Scheda tecnica
Descrizione
Che tipo di vino è
Bolgheri Sassicaia 2023 di Tenuta San Guido è un vino rosso ottenuto da Cabernet Sauvignon e Cabernet Franc, che interpreta con eleganza lo stile iconico della denominazione. Si presenta strutturato e complesso, con tannini fini e una freschezza ben definita che dona slancio alla beva. L’annata 2023 esprime equilibrio e precisione, con una progressione armonica e una notevole capacità evolutiva nel tempo.
Da dove proviene
Il Sassicaia nasce nella Tenuta San Guido, a Bolgheri lungo la costa toscana. I vigneti sono situati tra i 100 e i 400 metri di altitudine con esposizioni a Ovest e Sud-Ovest, in un contesto caratterizzato da clima mediterraneo e costante ventilazione. I suoli, ricchi di calcare, galestro e componenti sassose, favoriscono maturazioni regolari e contribuiscono alla complessità aromatica, alla struttura e alla definizione del profilo gustativo.
Come viene prodotto
La vendemmia viene effettuata manualmente con un’attenta selezione dei grappoli.

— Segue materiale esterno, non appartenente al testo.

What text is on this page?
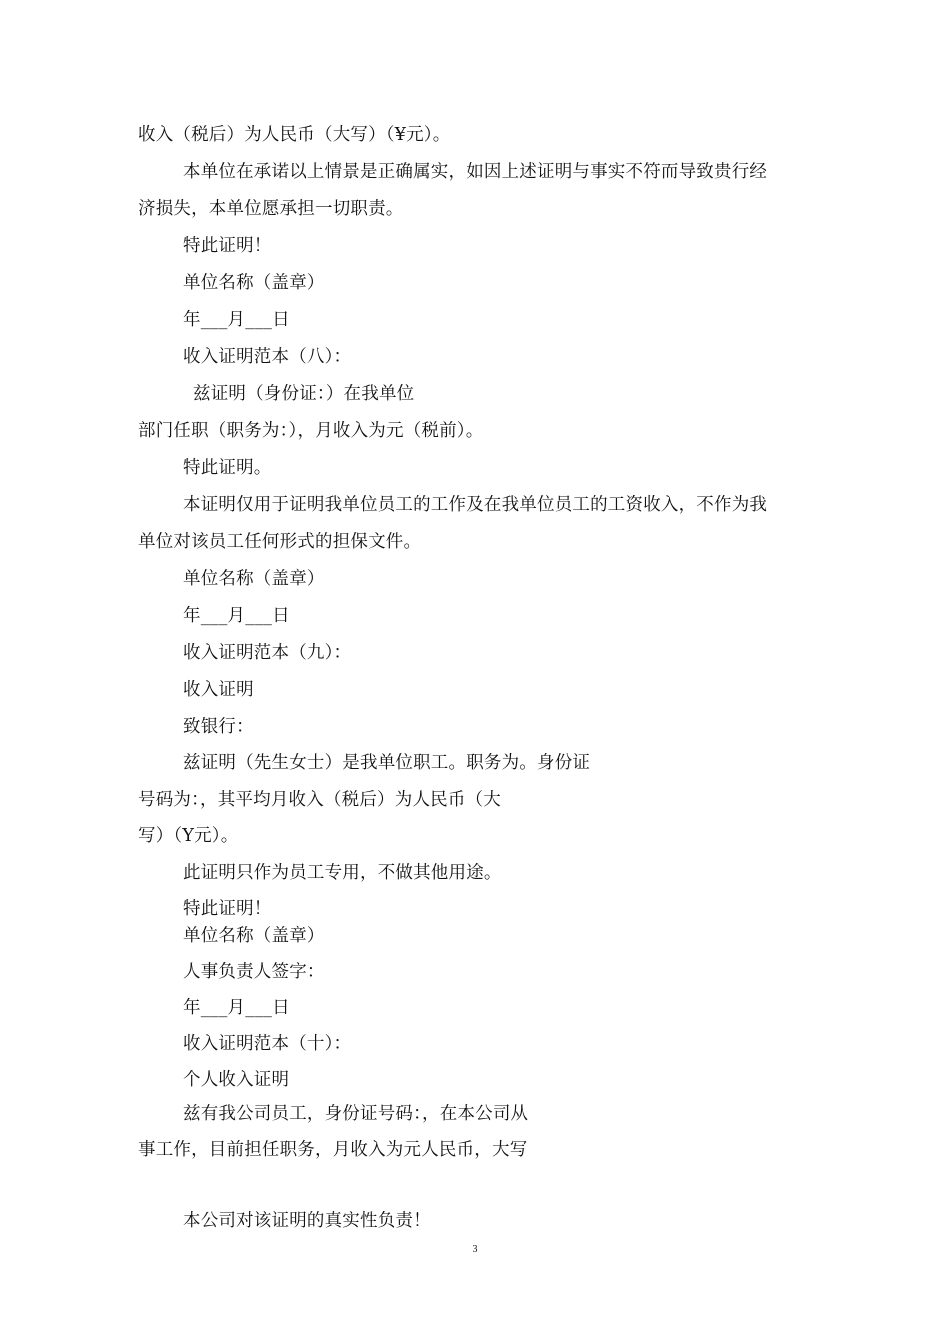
收入（税后）为人民币（大写）（¥元）。

本单位在承诺以上情景是正确属实，如因上述证明与事实不符而导致贵行经

济损失，本单位愿承担一切职责。

特此证明！

单位名称（盖章）

年___月___日

收入证明范本（八）：

兹证明（身份证：）在我单位

部门任职（职务为：），月收入为元（税前）。

特此证明。

本证明仅用于证明我单位员工的工作及在我单位员工的工资收入，不作为我

单位对该员工任何形式的担保文件。

单位名称（盖章）

年___月___日

收入证明范本（九）：

收入证明

致银行：

兹证明（先生女士）是我单位职工。职务为。身份证

号码为：，其平均月收入（税后）为人民币（大

写）（Y元）。

此证明只作为员工专用，不做其他用途。

特此证明！

单位名称（盖章）

人事负责人签字：

年___月___日

收入证明范本（十）：

个人收入证明

兹有我公司员工，身份证号码：，在本公司从

事工作，目前担任职务，月收入为元人民币，大写

本公司对该证明的真实性负责！

3
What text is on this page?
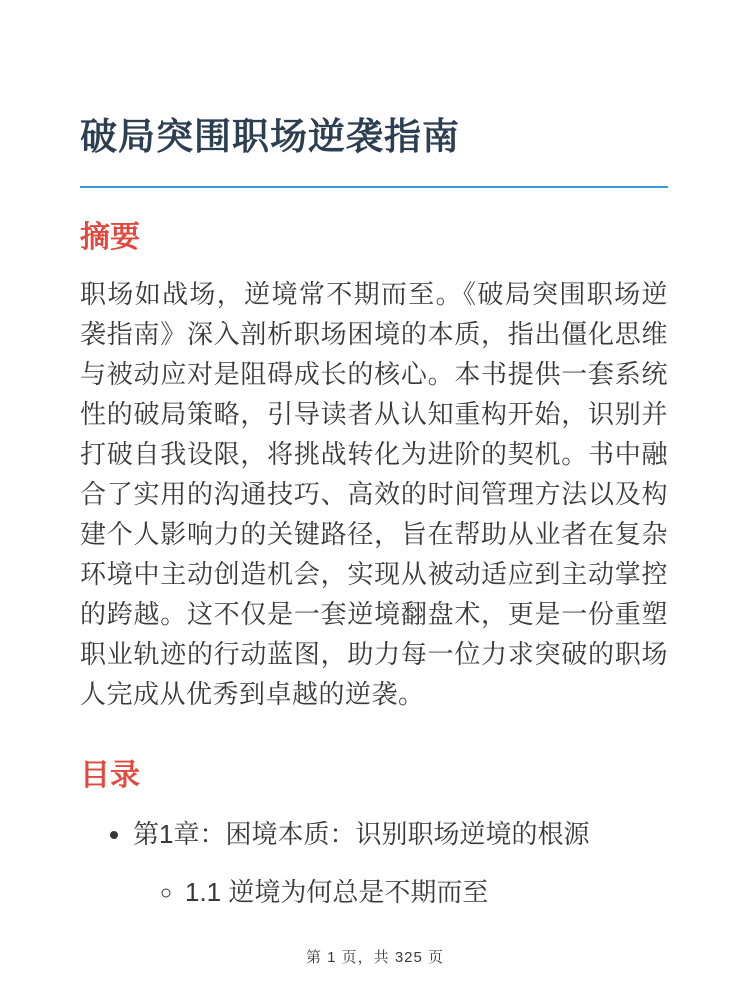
破局突围职场逆袭指南
摘要

职场如战场，逆境常不期而至。《破局突围职场逆袭指南》深入剖析职场困境的本质，指出僵化思维与被动应对是阻碍成长的核心。本书提供一套系统性的破局策略，引导读者从认知重构开始，识别并打破自我设限，将挑战转化为进阶的契机。书中融合了实用的沟通技巧、高效的时间管理方法以及构建个人影响力的关键路径，旨在帮助从业者在复杂环境中主动创造机会，实现从被动适应到主动掌控的跨越。这不仅是一套逆境翻盘术，更是一份重塑职业轨迹的行动蓝图，助力每一位力求突破的职场人完成从优秀到卓越的逆袭。

目录
• 第1章：困境本质：识别职场逆境的根源
◦ 1.1 逆境为何总是不期而至
第 1 页，共 325 页
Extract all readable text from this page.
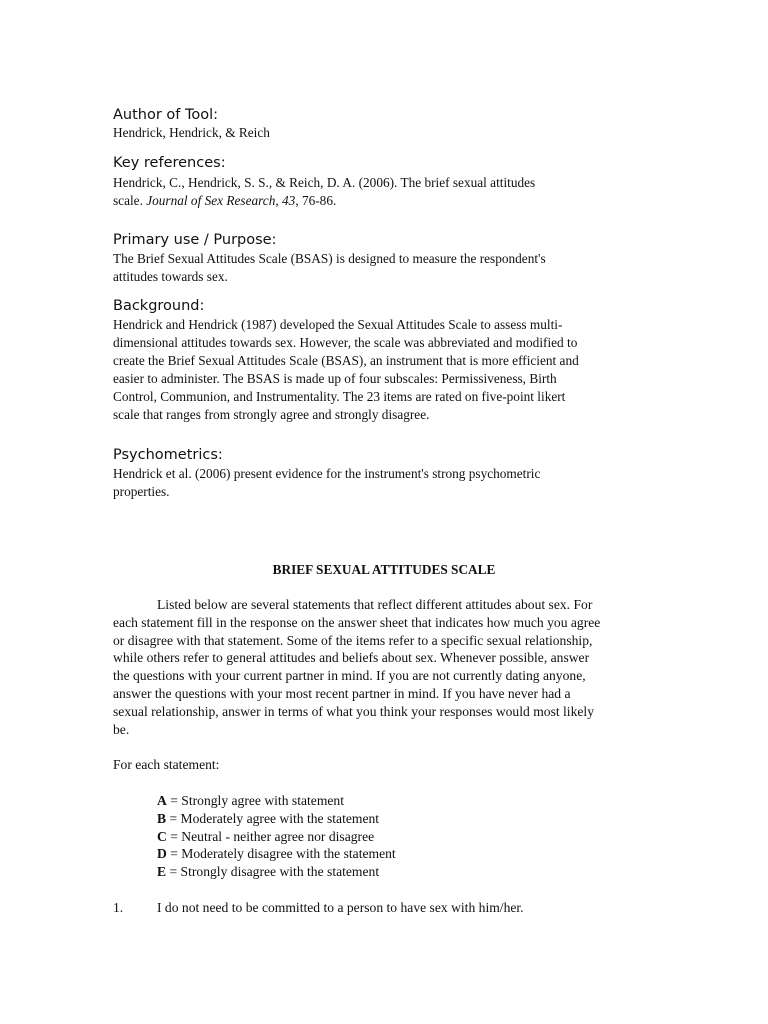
Author of Tool:

Hendrick, Hendrick, & Reich

Key references:

Hendrick, C., Hendrick, S. S., & Reich, D. A. (2006). The brief sexual attitudes
scale. Journal of Sex Research, 43, 76-86.

Primary use / Purpose:

The Brief Sexual Attitudes Scale (BSAS) is designed to measure the respondent's
attitudes towards sex.

Background:

Hendrick and Hendrick (1987) developed the Sexual Attitudes Scale to assess multi-
dimensional attitudes towards sex. However, the scale was abbreviated and modified to
create the Brief Sexual Attitudes Scale (BSAS), an instrument that is more efficient and
easier to administer. The BSAS is made up of four subscales: Permissiveness, Birth
Control, Communion, and Instrumentality. The 23 items are rated on five-point likert
scale that ranges from strongly agree and strongly disagree.

Psychometrics:

Hendrick et al. (2006) present evidence for the instrument's strong psychometric
properties.

BRIEF SEXUAL ATTITUDES SCALE

Listed below are several statements that reflect different attitudes about sex. For
each statement fill in the response on the answer sheet that indicates how much you agree
or disagree with that statement. Some of the items refer to a specific sexual relationship,
while others refer to general attitudes and beliefs about sex. Whenever possible, answer
the questions with your current partner in mind. If you are not currently dating anyone,
answer the questions with your most recent partner in mind. If you have never had a
sexual relationship, answer in terms of what you think your responses would most likely
be.

For each statement:

A = Strongly agree with statement
B = Moderately agree with the statement
C = Neutral - neither agree nor disagree
D = Moderately disagree with the statement
E = Strongly disagree with the statement
1. I do not need to be committed to a person to have sex with him/her.
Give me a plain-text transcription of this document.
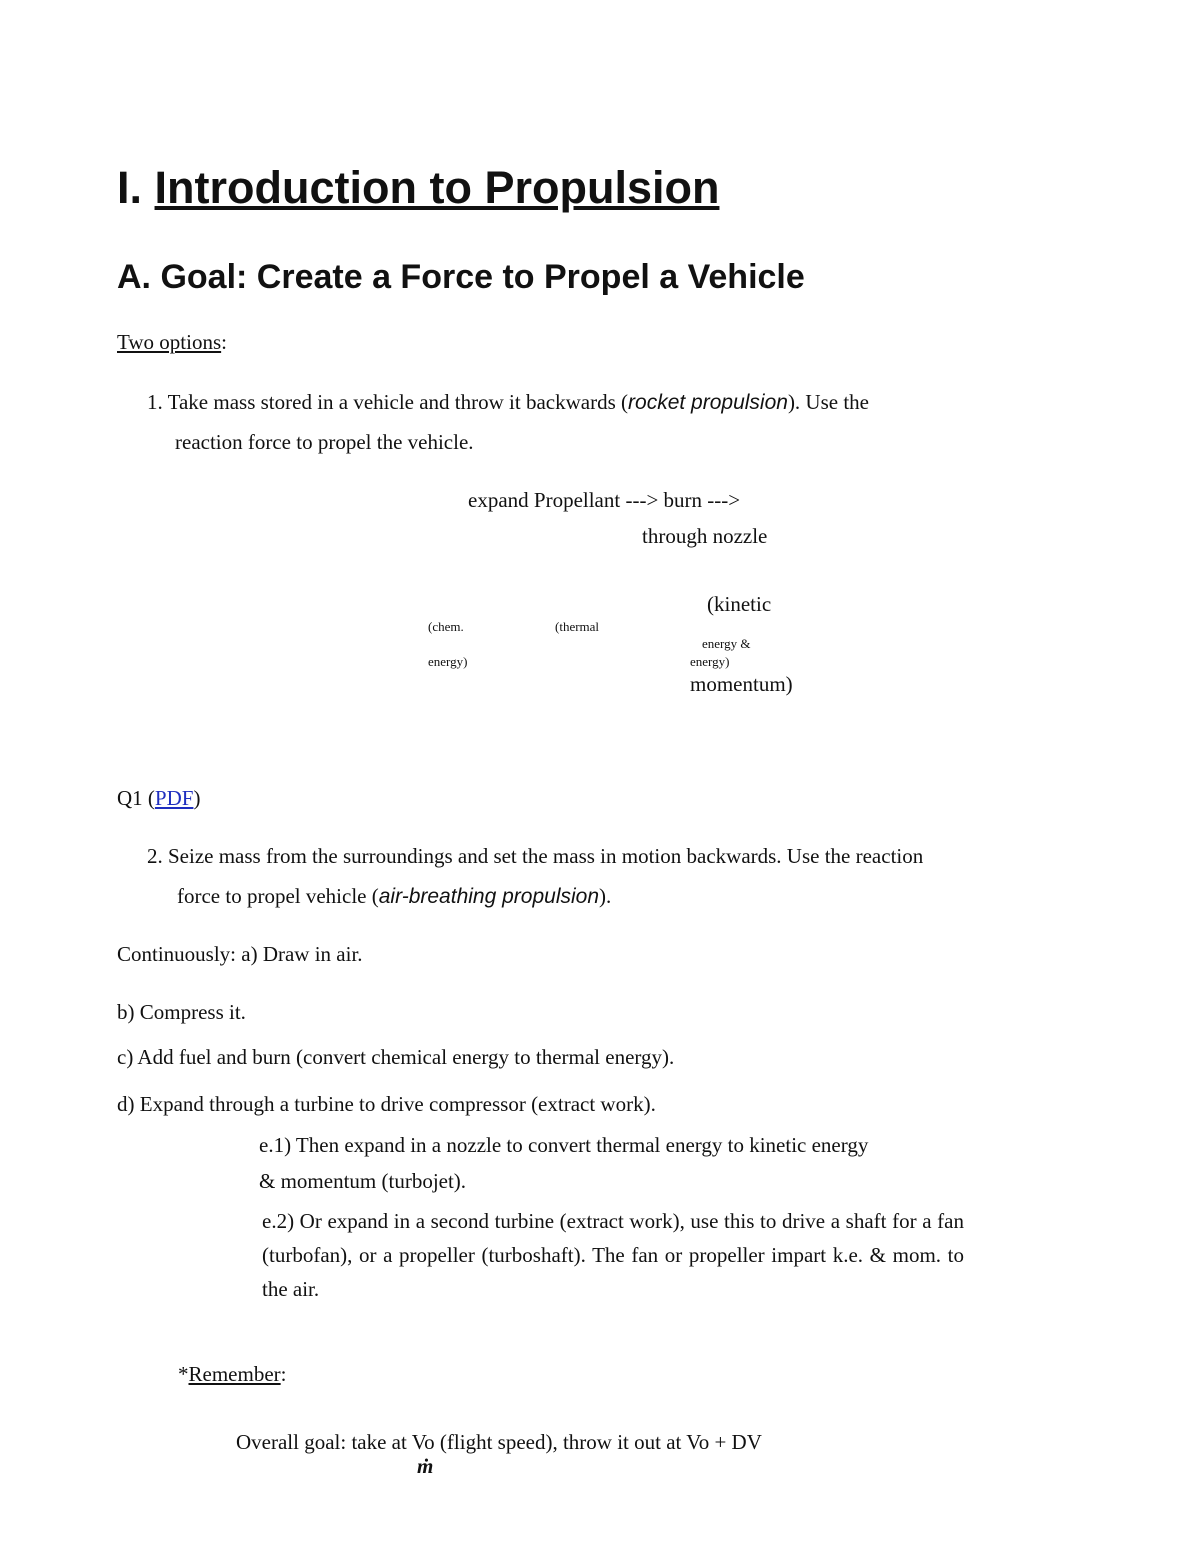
I. Introduction to Propulsion
A. Goal: Create a Force to Propel a Vehicle
Two options:
1. Take mass stored in a vehicle and throw it backwards (rocket propulsion). Use the
reaction force to propel the vehicle.
expand Propellant ---> burn --->
through nozzle
(kinetic
(chem.	(thermal
energy &
energy)	energy)
momentum)
Q1 (PDF)
2. Seize mass from the surroundings and set the mass in motion backwards. Use the reaction
force to propel vehicle (air-breathing propulsion).
Continuously: a) Draw in air.
b) Compress it.
c) Add fuel and burn (convert chemical energy to thermal energy).
d) Expand through a turbine to drive compressor (extract work).
e.1) Then expand in a nozzle to convert thermal energy to kinetic energy
& momentum (turbojet).
e.2) Or expand in a second turbine (extract work), use this to drive a shaft for a fan (turbofan), or a propeller (turboshaft). The fan or propeller impart k.e. & mom. to the air.
*Remember:
Overall goal: take at Vo (flight speed), throw it out at Vo + DV
ṁ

Le fermentazioni avvengono in acciaio a temperatura controllata con l’impiego di lieviti indigeni, mentre le macerazioni sono gestite per ottenere un’estrazione equilibrata di colore e tannini. Durante il processo si eseguono frequenti rimontaggi per favorire l’ossigenazione e sostenere l’attività dei lieviti. L’affinamento si svolge in barrique per circa 24 mesi, utilizzando legni di diversa età, seguito da un ulteriore periodo in bottiglia che contribuisce a integrare le componenti e ad ampliare il profilo aromatico, conferendo profondità e longevità al vino.
Note di degustazione
Alla vista si presenta con un colore rosso porpora intenso con riflessi violacei. Al naso emergono note di salvia e rosmarino accompagnate da frutti scuri, sensazioni minerali, richiami floreali e speziati con accenni agrumati. Al palato è morbido e armonico, con tannini gessosi ben integrati e una freschezza viva che sostiene la struttura, conducendo a un finale lungo, pulito e persistente.
Con cosa si abbina
Il Sassicaia trova intesa con carni rosse alla griglia, come la bistecca alla fiorentina, e con brasati di manzo. Mostra affinità anche con il cinghiale in umido, piatto toscano che mette in risalto la tessitura tannica e i profumi speziati. Gli arrosti di manzo con erbe mediterranee funzionano bene, perché la morbidezza del sugo bilancia la componente tannica. Questi accostamenti valorizzano struttura e profondità gustativa.
Quando servirlo
Il Sassicaia esprime al meglio le sue qualità dopo un’adeguata maturazione in cantina, raggiunge eleganza e armonia. Si presta a occasioni importanti e sessioni di assaggio dedicate all’evoluzione del bouquet e della tessitura tannica. In gioventù offre già una beva appagante grazie alla setosità dei tannini; con il tempo sviluppa note terziarie e integrazione maggiore.